Schau Dir mal folgende Seite an:
http://w3.siemens.com/mcms/distributed-io/de/profinet/profinet-treiber/Seiten/Default.aspx

Es gibt auch ein Anwendungsbeispiel mit Labview, das an dem man sich orientieren kann:
https://support.industry.siemens.com/cs/ww/de/view/99684399


----------



## Matze001 (28 Oktober 2015)

Wenn es etwas günstiger werden soll (denke den Treiber lässt sich Siemens gut bezahlen) könntest Du auch eine S7-1211C kaufen (kostet knapp um die 100€) diese als Profinet-Master für den Umrichter (und ggf. andere Teilnehmer) einsetzen,
und dann mit deinem PC-Programm via AG-Link, Libnodave, native TCP-Kommunikation, etc kommunizieren. 

*AG-Link kann angeblich auch mit Umrichtern kommunizieren, aber inwieweit das auch mit Startfreigaben etc geht weiß ich nicht.

Grüße

Marcel


----------



## ChristophD (28 Oktober 2015)

Hi,

oder ohne Steuerung direkt von einem HMI Panel aus:
https://support.industry.siemens.com/cs/ww/de/view/97550333

Gruß
Christoph


----------



## Grün (28 Oktober 2015)

Vielen Dank!
Das heißt, ich habe mindestens die Optionen den ProfiNET-Treiber oder eine S7-1211C zu kaufen.
Option Eins kostet uns knapp 500 € für das Entwicklungspaket und gut 300 € pro Anwendungsfall.
Option Zwei kostet ca. 150 € pro Anwendungsfall. Eine entsprechende Entwicklungsumgebung müssten wir bereits haben.
Wenn ich das richtig verstehe hilft mir das HMI-Panel nicht weiter. Der Umrichter soll ja nur von meinem Programm gesteuert werden.
Ich denke, ich werde nächste Woche schreiben können, was es geworden ist.
Gruß
Michael


----------



## Glasesba (31 Oktober 2015)

Es gäbe auch noch PCI bzw. PCI Express Profinet Karten von diversen Herstellern, z.B:

http://www.hilscher.com/de/produkte/produktgruppen/pc-karten/pci-express/cifx-50e-repnm/?

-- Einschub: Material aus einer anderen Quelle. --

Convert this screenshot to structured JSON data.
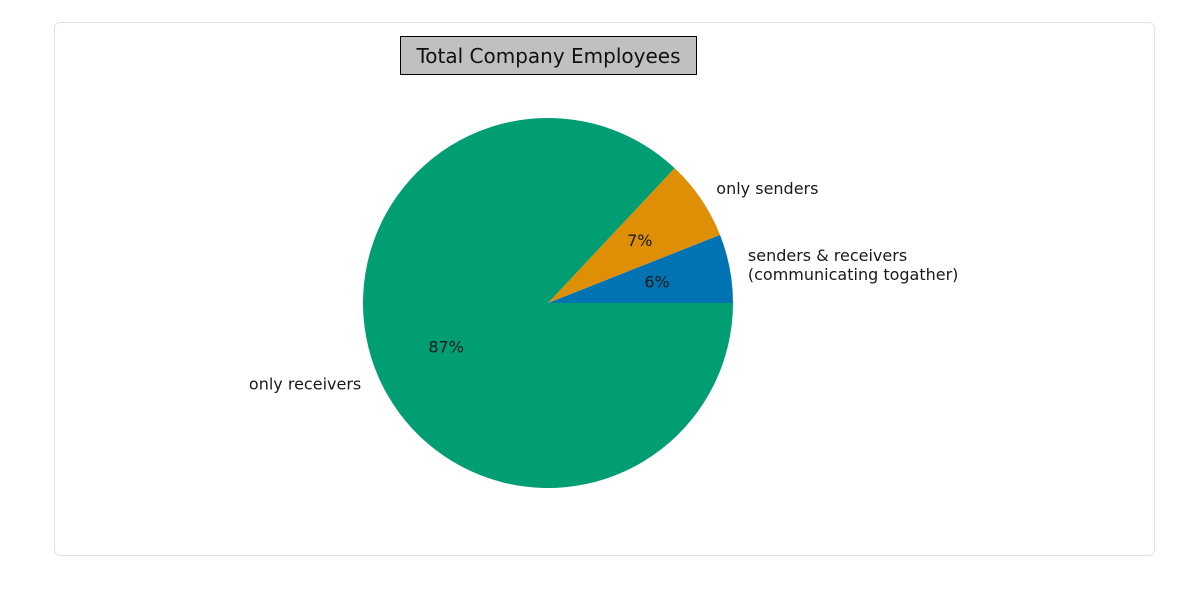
{
  "chart_data": {
    "type": "pie",
    "title": "Total Company Employees",
    "slices": [
      {
        "label_lines": [
          "senders & receivers",
          "(communicating togather)"
        ],
        "value": 6,
        "pct_label": "6%",
        "color": "#0173b2"
      },
      {
        "label_lines": [
          "only senders"
        ],
        "value": 7,
        "pct_label": "7%",
        "color": "#de8f05"
      },
      {
        "label_lines": [
          "only receivers"
        ],
        "value": 87,
        "pct_label": "87%",
        "color": "#029e73"
      }
    ],
    "start_angle": 0,
    "direction": "counterclockwise",
    "legend": "none"
  }
}
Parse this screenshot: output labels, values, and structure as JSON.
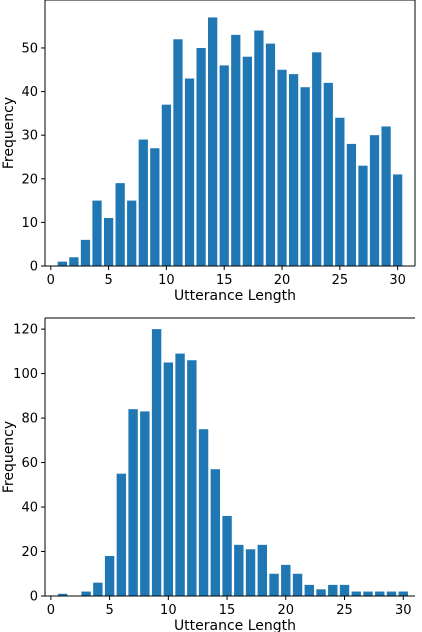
{
  "chart_data": [
    {
      "type": "bar",
      "xlabel": "Utterance Length",
      "ylabel": "Frequency",
      "xlim": [
        -0.5,
        31.5
      ],
      "ylim": [
        0,
        61
      ],
      "xticks": [
        0,
        5,
        10,
        15,
        20,
        25,
        30
      ],
      "yticks": [
        0,
        10,
        20,
        30,
        40,
        50
      ],
      "x": [
        1,
        2,
        3,
        4,
        5,
        6,
        7,
        8,
        9,
        10,
        11,
        12,
        13,
        14,
        15,
        16,
        17,
        18,
        19,
        20,
        21,
        22,
        23,
        24,
        25,
        26,
        27,
        28,
        29,
        30
      ],
      "values": [
        1,
        2,
        6,
        15,
        11,
        19,
        15,
        29,
        27,
        37,
        52,
        43,
        50,
        57,
        46,
        53,
        48,
        54,
        51,
        45,
        44,
        41,
        49,
        42,
        34,
        28,
        23,
        30,
        32,
        21
      ],
      "bar_color": "#1f77b4"
    },
    {
      "type": "bar",
      "xlabel": "Utterance Length",
      "ylabel": "Frequency",
      "xlim": [
        -0.5,
        31
      ],
      "ylim": [
        0,
        125
      ],
      "xticks": [
        0,
        5,
        10,
        15,
        20,
        25,
        30
      ],
      "yticks": [
        0,
        20,
        40,
        60,
        80,
        100,
        120
      ],
      "x": [
        1,
        2,
        3,
        4,
        5,
        6,
        7,
        8,
        9,
        10,
        11,
        12,
        13,
        14,
        15,
        16,
        17,
        18,
        19,
        20,
        21,
        22,
        23,
        24,
        25,
        26,
        27,
        28,
        29,
        30
      ],
      "values": [
        1,
        0,
        2,
        6,
        18,
        55,
        84,
        83,
        120,
        105,
        109,
        106,
        75,
        57,
        36,
        23,
        21,
        23,
        10,
        14,
        10,
        5,
        3,
        5,
        5,
        2,
        2,
        2,
        2,
        2
      ],
      "bar_color": "#1f77b4"
    }
  ]
}
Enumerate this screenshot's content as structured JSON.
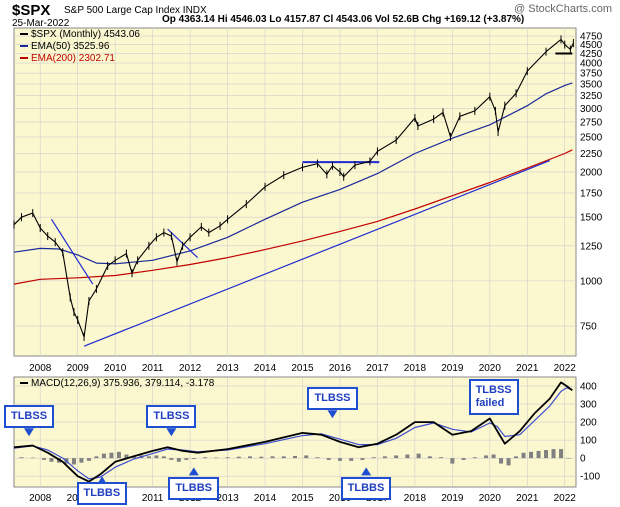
{
  "header": {
    "symbol": "$SPX",
    "name": "S&P 500 Large Cap Index INDX",
    "date": "25-Mar-2022",
    "ohlc": "Op 4363.14  Hi 4546.03  Lo 4157.87  Cl 4543.06  Vol 52.6B  Chg +169.12 (+3.87%)",
    "copyright": "@ StockCharts.com"
  },
  "legend": [
    {
      "text": "$SPX (Monthly) 4543.06",
      "color": "#000000"
    },
    {
      "text": "EMA(50) 3525.96",
      "color": "#1b2a9a"
    },
    {
      "text": "EMA(200) 2302.71",
      "color": "#c00000"
    }
  ],
  "macd_legend": "MACD(12,26,9) 375.936, 379.114, -3.178",
  "callouts": [
    {
      "text": "TLBSS",
      "x": 2007.7,
      "y": 110
    },
    {
      "text": "TLBBS",
      "x": 2009.65,
      "y": -90
    },
    {
      "text": "TLBSS",
      "x": 2011.5,
      "y": 110
    },
    {
      "text": "TLBBS",
      "x": 2012.1,
      "y": -40
    },
    {
      "text": "TLBSS",
      "x": 2015.8,
      "y": 210
    },
    {
      "text": "TLBBS",
      "x": 2016.7,
      "y": -40
    },
    {
      "text": "TLBSS\nfailed",
      "x": 2020.1,
      "y": 260
    }
  ],
  "colors": {
    "panel_bg": "#fbf7cf",
    "grid": "#cfcfcf",
    "price": "#000000",
    "ema50": "#1b2a9a",
    "ema200": "#c00000",
    "trend": "#1f2ad0",
    "macd": "#000000",
    "signal": "#3c4ecf",
    "histogram": "#808080"
  },
  "chart_data": [
    {
      "type": "line",
      "title": "$SPX (Monthly)",
      "xlim": [
        2007.3,
        2022.3
      ],
      "ylim": [
        620,
        5000
      ],
      "y_scale": "log",
      "x_ticks": [
        2008,
        2009,
        2010,
        2011,
        2012,
        2013,
        2014,
        2015,
        2016,
        2017,
        2018,
        2019,
        2020,
        2021,
        2022
      ],
      "y_ticks": [
        750,
        1000,
        1250,
        1500,
        1750,
        2000,
        2250,
        2500,
        2750,
        3000,
        3250,
        3500,
        3750,
        4000,
        4250,
        4500,
        4750
      ],
      "grid": true,
      "series": [
        {
          "name": "$SPX (Monthly)",
          "x": [
            2007.3,
            2007.5,
            2007.8,
            2008.0,
            2008.2,
            2008.4,
            2008.6,
            2008.8,
            2008.9,
            2009.0,
            2009.17,
            2009.3,
            2009.5,
            2009.8,
            2010.0,
            2010.3,
            2010.45,
            2010.6,
            2010.9,
            2011.1,
            2011.3,
            2011.5,
            2011.65,
            2011.8,
            2012.0,
            2012.3,
            2012.5,
            2012.8,
            2013.0,
            2013.5,
            2014.0,
            2014.5,
            2015.0,
            2015.4,
            2015.65,
            2015.8,
            2016.0,
            2016.1,
            2016.4,
            2016.8,
            2017.0,
            2017.5,
            2018.0,
            2018.08,
            2018.5,
            2018.75,
            2018.95,
            2019.2,
            2019.6,
            2020.0,
            2020.15,
            2020.22,
            2020.4,
            2020.7,
            2021.0,
            2021.5,
            2021.9,
            2022.0,
            2022.15,
            2022.23
          ],
          "values": [
            1430,
            1500,
            1540,
            1400,
            1330,
            1280,
            1200,
            900,
            820,
            780,
            700,
            880,
            950,
            1100,
            1140,
            1190,
            1050,
            1140,
            1250,
            1320,
            1360,
            1330,
            1130,
            1250,
            1320,
            1410,
            1360,
            1420,
            1480,
            1630,
            1820,
            1960,
            2060,
            2110,
            1970,
            2080,
            2000,
            1940,
            2090,
            2140,
            2280,
            2450,
            2820,
            2680,
            2800,
            2920,
            2500,
            2850,
            2950,
            3230,
            2950,
            2580,
            3050,
            3300,
            3800,
            4300,
            4650,
            4500,
            4360,
            4543
          ]
        },
        {
          "name": "EMA(50)",
          "x": [
            2007.3,
            2008.0,
            2008.5,
            2009.0,
            2009.5,
            2010.0,
            2011.0,
            2012.0,
            2013.0,
            2014.0,
            2015.0,
            2016.0,
            2017.0,
            2018.0,
            2019.0,
            2020.0,
            2021.0,
            2021.5,
            2022.0,
            2022.2
          ],
          "values": [
            1200,
            1230,
            1225,
            1180,
            1120,
            1115,
            1140,
            1210,
            1320,
            1480,
            1650,
            1790,
            1980,
            2250,
            2480,
            2700,
            3050,
            3290,
            3470,
            3526
          ]
        },
        {
          "name": "EMA(200)",
          "x": [
            2007.3,
            2008.0,
            2009.0,
            2010.0,
            2011.0,
            2012.0,
            2013.0,
            2014.0,
            2015.0,
            2016.0,
            2017.0,
            2018.0,
            2019.0,
            2020.0,
            2021.0,
            2022.0,
            2022.2
          ],
          "values": [
            980,
            1010,
            1020,
            1035,
            1070,
            1110,
            1160,
            1220,
            1290,
            1370,
            1460,
            1580,
            1720,
            1870,
            2050,
            2250,
            2303
          ]
        },
        {
          "name": "Trendline 2009-2021",
          "x": [
            2009.17,
            2021.6
          ],
          "values": [
            660,
            2150
          ]
        },
        {
          "name": "Trendline 2007-2009",
          "x": [
            2008.3,
            2009.4
          ],
          "values": [
            1480,
            980
          ]
        },
        {
          "name": "Trendline 2011-2012",
          "x": [
            2011.4,
            2012.2
          ],
          "values": [
            1390,
            1160
          ]
        },
        {
          "name": "Resistance 2015-2016",
          "x": [
            2015.0,
            2017.05
          ],
          "values": [
            2130,
            2130
          ]
        },
        {
          "name": "Resistance 2021-2022",
          "x": [
            2021.75,
            2022.2
          ],
          "values": [
            4250,
            4250
          ]
        }
      ]
    },
    {
      "type": "line",
      "title": "MACD(12,26,9)",
      "xlim": [
        2007.3,
        2022.3
      ],
      "ylim": [
        -160,
        450
      ],
      "y_ticks": [
        -100,
        0,
        100,
        200,
        300,
        400
      ],
      "x_ticks": [
        2008,
        2009,
        2010,
        2011,
        2012,
        2013,
        2014,
        2015,
        2016,
        2017,
        2018,
        2019,
        2020,
        2021,
        2022
      ],
      "grid": true,
      "series": [
        {
          "name": "MACD",
          "x": [
            2007.3,
            2007.8,
            2008.2,
            2008.6,
            2009.0,
            2009.3,
            2009.6,
            2010.0,
            2010.5,
            2011.0,
            2011.4,
            2011.8,
            2012.2,
            2013.0,
            2014.0,
            2015.0,
            2015.5,
            2016.0,
            2016.5,
            2017.0,
            2017.5,
            2018.0,
            2018.5,
            2019.0,
            2019.5,
            2020.0,
            2020.2,
            2020.4,
            2020.8,
            2021.2,
            2021.6,
            2021.9,
            2022.05,
            2022.2
          ],
          "values": [
            60,
            70,
            30,
            -20,
            -100,
            -130,
            -90,
            -20,
            10,
            40,
            60,
            40,
            30,
            50,
            90,
            140,
            130,
            90,
            60,
            80,
            130,
            200,
            200,
            130,
            150,
            220,
            150,
            80,
            150,
            250,
            330,
            420,
            400,
            376
          ]
        },
        {
          "name": "Signal",
          "x": [
            2007.3,
            2007.8,
            2008.2,
            2008.6,
            2009.0,
            2009.3,
            2009.6,
            2010.0,
            2010.5,
            2011.0,
            2011.4,
            2011.8,
            2012.2,
            2013.0,
            2014.0,
            2015.0,
            2015.5,
            2016.0,
            2016.5,
            2017.0,
            2017.5,
            2018.0,
            2018.5,
            2019.0,
            2019.5,
            2020.0,
            2020.2,
            2020.4,
            2020.8,
            2021.2,
            2021.6,
            2021.9,
            2022.05,
            2022.2
          ],
          "values": [
            55,
            68,
            45,
            0,
            -70,
            -115,
            -105,
            -50,
            -5,
            25,
            50,
            45,
            35,
            45,
            80,
            125,
            135,
            105,
            75,
            75,
            110,
            170,
            195,
            160,
            145,
            195,
            175,
            120,
            130,
            210,
            290,
            370,
            390,
            379
          ]
        },
        {
          "name": "Histogram",
          "x": [
            2007.5,
            2007.8,
            2008.1,
            2008.3,
            2008.5,
            2008.7,
            2008.9,
            2009.1,
            2009.3,
            2009.5,
            2009.7,
            2009.9,
            2010.1,
            2010.3,
            2010.5,
            2010.7,
            2010.9,
            2011.1,
            2011.3,
            2011.5,
            2011.7,
            2011.9,
            2012.1,
            2012.4,
            2012.7,
            2013.0,
            2013.3,
            2013.6,
            2013.9,
            2014.2,
            2014.5,
            2014.8,
            2015.1,
            2015.4,
            2015.7,
            2016.0,
            2016.3,
            2016.6,
            2016.9,
            2017.2,
            2017.5,
            2017.8,
            2018.1,
            2018.4,
            2018.7,
            2019.0,
            2019.3,
            2019.6,
            2019.9,
            2020.1,
            2020.3,
            2020.5,
            2020.7,
            2020.9,
            2021.1,
            2021.3,
            2021.5,
            2021.7,
            2021.9,
            2022.1
          ],
          "values": [
            5,
            3,
            -10,
            -20,
            -25,
            -30,
            -35,
            -25,
            -15,
            10,
            25,
            30,
            35,
            20,
            10,
            15,
            10,
            15,
            10,
            -10,
            -20,
            -10,
            -5,
            5,
            3,
            5,
            8,
            10,
            8,
            10,
            10,
            12,
            15,
            5,
            -10,
            -15,
            -15,
            -10,
            5,
            10,
            15,
            20,
            25,
            10,
            5,
            -30,
            -10,
            5,
            15,
            20,
            -30,
            -40,
            10,
            30,
            35,
            40,
            45,
            50,
            50,
            -3
          ]
        }
      ]
    }
  ]
}
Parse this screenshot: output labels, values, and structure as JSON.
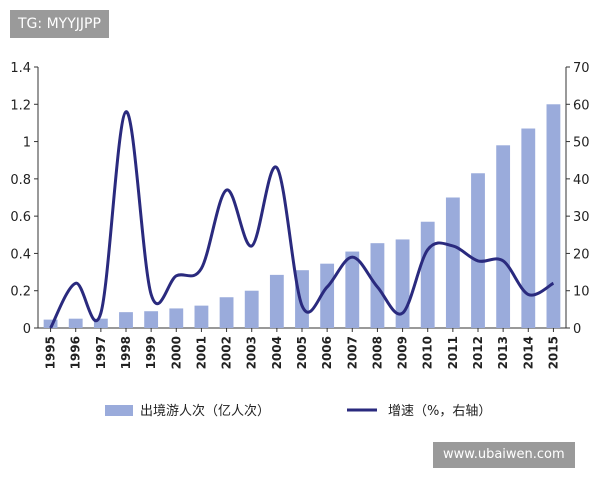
{
  "watermarks": {
    "top": "TG: MYYJJPP",
    "bottom": "www.ubaiwen.com"
  },
  "chart_data": {
    "type": "bar+line",
    "categories": [
      "1995",
      "1996",
      "1997",
      "1998",
      "1999",
      "2000",
      "2001",
      "2002",
      "2003",
      "2004",
      "2005",
      "2006",
      "2007",
      "2008",
      "2009",
      "2010",
      "2011",
      "2012",
      "2013",
      "2014",
      "2015"
    ],
    "series": [
      {
        "name": "出境游人次（亿人次）",
        "type": "bar",
        "axis": "left",
        "color": "#9aabdb",
        "values": [
          0.045,
          0.05,
          0.05,
          0.085,
          0.09,
          0.105,
          0.12,
          0.165,
          0.2,
          0.285,
          0.31,
          0.345,
          0.41,
          0.455,
          0.475,
          0.57,
          0.7,
          0.83,
          0.98,
          1.07,
          1.2
        ]
      },
      {
        "name": "增速（%，右轴）",
        "type": "line",
        "axis": "right",
        "color": "#2a2a7e",
        "values": [
          0,
          12,
          4,
          58,
          9,
          14,
          16,
          37,
          22,
          43,
          6,
          11,
          19,
          11,
          4,
          21,
          22,
          18,
          18,
          9,
          12
        ]
      }
    ],
    "y_left": {
      "min": 0,
      "max": 1.4,
      "ticks": [
        "0",
        "0.2",
        "0.4",
        "0.6",
        "0.8",
        "1",
        "1.2",
        "1.4"
      ]
    },
    "y_right": {
      "min": 0,
      "max": 70,
      "ticks": [
        "0",
        "10",
        "20",
        "30",
        "40",
        "50",
        "60",
        "70"
      ]
    },
    "legend": [
      {
        "label": "出境游人次（亿人次）",
        "kind": "bar"
      },
      {
        "label": "增速（%，右轴）",
        "kind": "line"
      }
    ]
  }
}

http://w3.siemens.com/mcms/industri...stemanschluss-pg-pc/cp1616/seiten/cp1616.aspx


----------



## Grün (10 November 2015)

Vielen Dank an alle!
Zum Abschluss möchte ich noch mitteilen, wie wir es jetzt gelöst haben.
Wir haben uns entschieden, den Frequenzumrichter über eine IO-Karte im PC zu steuern.
24 V für Vorwärts / Rückwärts und 0 - 10 V für die Geschwindigkeit.
Gruß
Michael


----------